Cybersecurity attacks on software logic and error handling within ADS-B implementations : systematic testing of resilience and countermeasures

Abstract

Automatic Dependent Surveillance-Broadcast (ADS-B) is a cornerstone of the next-generation digital sky and is now mandated in several countries. However, there have been many reports of serious security vulnerabilities in the ADS-B architecture. In this paper, we demonstrate and evaluate the impact of multiple cyberattacks on ADS-B via remote radio frequency links that affected various network, processing, and display subsystems used within the ADS-B ecosystem. Overall we implemented and tested 12 cyberattacks on ADS-B in a controlled environment, out of which 5 attacks were presented or implemented for the first time.

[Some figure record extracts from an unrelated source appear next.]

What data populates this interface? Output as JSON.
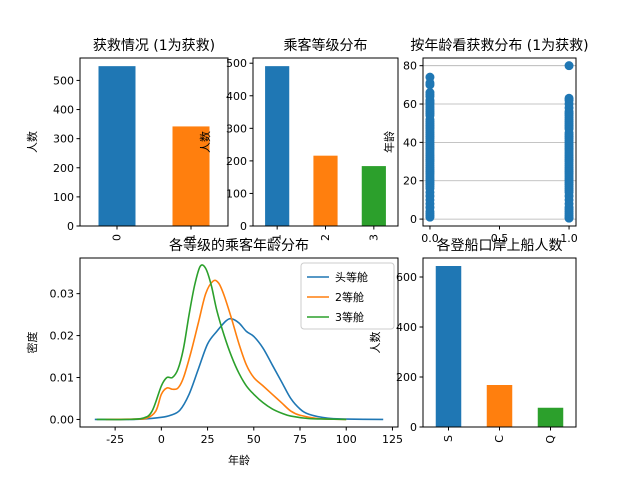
{
  "chart_data": [
    {
      "id": "survived",
      "type": "bar",
      "title": "获救情况 (1为获救)",
      "xlabel": "",
      "ylabel": "人数",
      "categories": [
        "0",
        "1"
      ],
      "values": [
        549,
        342
      ],
      "colors": [
        "#1f77b4",
        "#ff7f0e"
      ],
      "ylim": [
        0,
        577
      ],
      "yticks": [
        0,
        100,
        200,
        300,
        400,
        500
      ],
      "tick_rotation": 90
    },
    {
      "id": "pclass",
      "type": "bar",
      "title": "乘客等级分布",
      "xlabel": "",
      "ylabel": "人数",
      "categories": [
        "1",
        "2",
        "3"
      ],
      "values": [
        491,
        216,
        184
      ],
      "colors": [
        "#1f77b4",
        "#ff7f0e",
        "#2ca02c"
      ],
      "ylim": [
        0,
        516
      ],
      "yticks": [
        0,
        100,
        200,
        300,
        400,
        500
      ],
      "tick_rotation": 90
    },
    {
      "id": "age_survived",
      "type": "scatter",
      "title": "按年龄看获救分布 (1为获救)",
      "xlabel": "",
      "ylabel": "年龄",
      "xlim": [
        -0.05,
        1.05
      ],
      "ylim": [
        -3.6,
        84
      ],
      "xticks": [
        0.0,
        0.5,
        1.0
      ],
      "xtick_labels": [
        "0.0",
        "0.5",
        "1.0"
      ],
      "yticks": [
        0,
        20,
        40,
        60,
        80
      ],
      "grid": "y",
      "color": "#1f77b4",
      "series": [
        {
          "x": 0,
          "y": [
            1,
            2,
            3,
            4,
            6,
            8,
            10,
            12,
            14,
            16,
            17,
            18,
            19,
            20,
            21,
            22,
            23,
            24,
            25,
            26,
            27,
            28,
            29,
            30,
            31,
            32,
            33,
            34,
            35,
            36,
            37,
            38,
            39,
            40,
            41,
            42,
            43,
            44,
            45,
            46,
            47,
            48,
            49,
            50,
            51,
            52,
            54,
            55,
            56,
            57,
            58,
            59,
            60,
            61,
            62,
            64,
            65,
            66,
            70,
            71,
            74
          ]
        },
        {
          "x": 1,
          "y": [
            0.5,
            1,
            2,
            3,
            4,
            5,
            6,
            8,
            10,
            12,
            14,
            15,
            16,
            17,
            18,
            19,
            20,
            21,
            22,
            23,
            24,
            25,
            26,
            27,
            28,
            29,
            30,
            31,
            32,
            33,
            34,
            35,
            36,
            37,
            38,
            39,
            40,
            41,
            42,
            43,
            44,
            45,
            47,
            48,
            49,
            50,
            51,
            52,
            53,
            54,
            55,
            56,
            58,
            60,
            62,
            63,
            80
          ]
        }
      ]
    },
    {
      "id": "age_kde",
      "type": "line",
      "title": "各等级的乘客年龄分布",
      "xlabel": "年龄",
      "ylabel": "密度",
      "xlim": [
        -44,
        128
      ],
      "ylim": [
        -0.0018,
        0.0385
      ],
      "xticks": [
        -25,
        0,
        25,
        50,
        75,
        100,
        125
      ],
      "yticks": [
        0.0,
        0.01,
        0.02,
        0.03
      ],
      "ytick_labels": [
        "0.00",
        "0.01",
        "0.02",
        "0.03"
      ],
      "legend": "top-right",
      "series": [
        {
          "name": "头等舱",
          "color": "#1f77b4",
          "points": [
            [
              -36,
              0
            ],
            [
              -20,
              0
            ],
            [
              -10,
              0.0001
            ],
            [
              0,
              0.0005
            ],
            [
              5,
              0.001
            ],
            [
              10,
              0.0022
            ],
            [
              15,
              0.006
            ],
            [
              20,
              0.012
            ],
            [
              25,
              0.018
            ],
            [
              30,
              0.021
            ],
            [
              35,
              0.0235
            ],
            [
              38,
              0.024
            ],
            [
              42,
              0.023
            ],
            [
              46,
              0.021
            ],
            [
              50,
              0.0198
            ],
            [
              55,
              0.017
            ],
            [
              60,
              0.013
            ],
            [
              65,
              0.009
            ],
            [
              70,
              0.005
            ],
            [
              75,
              0.0025
            ],
            [
              80,
              0.0012
            ],
            [
              90,
              0.0003
            ],
            [
              100,
              0.0001
            ],
            [
              120,
              0
            ]
          ]
        },
        {
          "name": "2等舱",
          "color": "#ff7f0e",
          "points": [
            [
              -30,
              0
            ],
            [
              -15,
              0.0001
            ],
            [
              -8,
              0.0003
            ],
            [
              -3,
              0.002
            ],
            [
              0,
              0.006
            ],
            [
              3,
              0.0075
            ],
            [
              6,
              0.0072
            ],
            [
              9,
              0.0075
            ],
            [
              12,
              0.01
            ],
            [
              16,
              0.016
            ],
            [
              20,
              0.023
            ],
            [
              24,
              0.03
            ],
            [
              28,
              0.033
            ],
            [
              31,
              0.0325
            ],
            [
              34,
              0.0295
            ],
            [
              38,
              0.024
            ],
            [
              42,
              0.018
            ],
            [
              46,
              0.013
            ],
            [
              50,
              0.01
            ],
            [
              55,
              0.008
            ],
            [
              60,
              0.006
            ],
            [
              65,
              0.004
            ],
            [
              70,
              0.002
            ],
            [
              75,
              0.001
            ],
            [
              85,
              0.0002
            ],
            [
              100,
              0
            ]
          ]
        },
        {
          "name": "3等舱",
          "color": "#2ca02c",
          "points": [
            [
              -35,
              0
            ],
            [
              -20,
              0
            ],
            [
              -10,
              0.0003
            ],
            [
              -5,
              0.002
            ],
            [
              0,
              0.008
            ],
            [
              3,
              0.01
            ],
            [
              6,
              0.01
            ],
            [
              9,
              0.012
            ],
            [
              12,
              0.017
            ],
            [
              15,
              0.025
            ],
            [
              18,
              0.032
            ],
            [
              21,
              0.0365
            ],
            [
              24,
              0.036
            ],
            [
              27,
              0.032
            ],
            [
              30,
              0.026
            ],
            [
              34,
              0.02
            ],
            [
              38,
              0.015
            ],
            [
              42,
              0.011
            ],
            [
              46,
              0.008
            ],
            [
              50,
              0.006
            ],
            [
              55,
              0.004
            ],
            [
              60,
              0.0025
            ],
            [
              65,
              0.0015
            ],
            [
              70,
              0.0008
            ],
            [
              80,
              0.0002
            ],
            [
              90,
              0.0001
            ],
            [
              100,
              0
            ]
          ]
        }
      ]
    },
    {
      "id": "embarked",
      "type": "bar",
      "title": "各登船口岸上船人数",
      "xlabel": "",
      "ylabel": "人数",
      "categories": [
        "S",
        "C",
        "Q"
      ],
      "values": [
        644,
        168,
        77
      ],
      "colors": [
        "#1f77b4",
        "#ff7f0e",
        "#2ca02c"
      ],
      "ylim": [
        0,
        676
      ],
      "yticks": [
        0,
        200,
        400,
        600
      ],
      "tick_rotation": 90
    }
  ]
}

For all these attacks, we developed a unique testbed that consisted of 13 hardware devices and 22 software that ran on Android, iOS, Linux, and Windows operating systems, which result in a total of 36 tested configurations. Each of the attacks was successful on various subsets of the tested configurations. In some attacks, we discovered wide qualitative variations and discrepancies in how particular configurations react to and treat ADS-B inputs that contain errors or contradicting flight information, with the main culprit almost always being the software implementation. In some other attacks, we managed to cause Denial of Service (DoS) by remotely crashing/impacting more than 50% of the test-set that corresponded to those attacks. Besides demonstrating successful attacks, we also implemented, investigated, and report herein some practical countermeasures to these attacks. We demonstrated that the strong relationship between the received signal strength and the distance-to-emitter might help verify the aircrafts advertised ADS-B position and distance. For example, our best machine learning models achieved 90% accuracy in detecting spoofed ADS-B signals, which may be effectively used to distinguish ADS-B signals of real aircraft from spoofed signals of attackers.